- Marysville Township, Minnesota Location within the state of Minnesota Marysville Township, Minnesota Marysville Township, Minnesota (the United States)
- Coordinates: 45°6′N 93°57′W﻿ / ﻿45.100°N 93.950°W
- Country: United States
- State: Minnesota
- County: Wright

Area
- • Total: 33.9 sq mi (87.8 km^{2})
- • Land: 32.5 sq mi (84.3 km^{2})
- • Water: 1.4 sq mi (3.5 km^{2})
- Elevation: 922 ft (281 m)

Population (2000)
- • Total: 2,097
- • Density: 64/sq mi (24.9/km^{2})
- Time zone: UTC-6 (Central (CST))
- • Summer (DST): UTC-5 (CDT)
- FIPS code: 27-40940
- GNIS feature ID: 0664927
- Website: http://www.marysvilletwp.com/

= Marysville Township, Wright County, Minnesota =

Marysville Township is a township in Wright County, Minnesota, United States. The population was 2,097 at the 2000 census.

Marysville Township was organized in 1866, having been settled chiefly by Roman Catholics. The 1891 Marysville Swedesburg Lutheran Church is listed on the National Register of Historic Places.

==Geography==
According to the United States Census Bureau, the township has a total area of 33.9 square miles (87.8 km^{2}), of which 32.5 square miles (84.3 km^{2}) is land and 1.3 square miles (3.5 km^{2}) (3.95%) is water.

Marysville Township is located in Township 119 North of the Arkansas Base Line and Range 26 West of the 5th Principal Meridian.

==Demographics==
As of the census of 2000, there were 2,097 people, 696 households, and 556 families residing in the township. The population density was 64.4 PD/sqmi. There were 714 housing units at an average density of 21.9 /sqmi. The racial makeup of the township was 98.00% White, 0.33% African American, 0.43% Native American, 0.14% Asian, 0.14% from other races, and 0.95% from two or more races. Hispanic or Latino of any race were 1.96% of the population.

There were 696 households, out of which 40.2% had children under the age of 18 living with them, 67.1% were married couples living together, 6.6% had a female householder with no husband present, and 20.0% were non-families. 14.2% of all households were made up of individuals, and 3.0% had someone living alone who was 65 years of age or older. The average household size was 2.96 and the average family size was 3.30.
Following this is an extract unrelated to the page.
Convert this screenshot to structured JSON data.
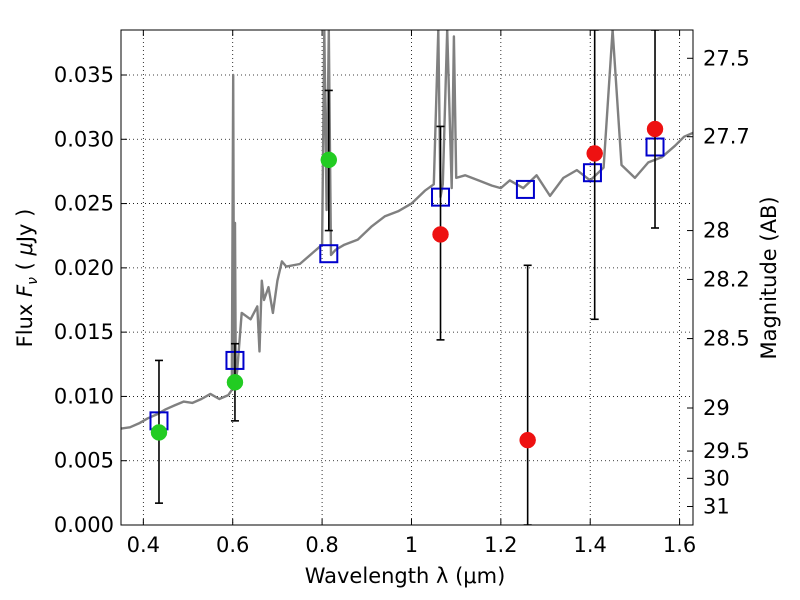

In the township the population was spread out, with 30.6% under the age of 18, 7.2% from 18 to 24, 31.1% from 25 to 44, 23.6% from 45 to 64, and 7.5% who were 65 years of age or older. The median age was 34 years. For every 100 females, there were 109.9 males. For every 100 females age 18 and over, there were 110.7 males.

The median income for a household in the township was $53,011, and the median income for a family was $57,768. Males had a median income of $36,935 versus $27,396 for females. The per capita income for the township was $21,171. About 5.7% of families and 9.5% of the population were below the poverty line, including 15.9% of those under age 18 and 6.6% of those age 65 or over.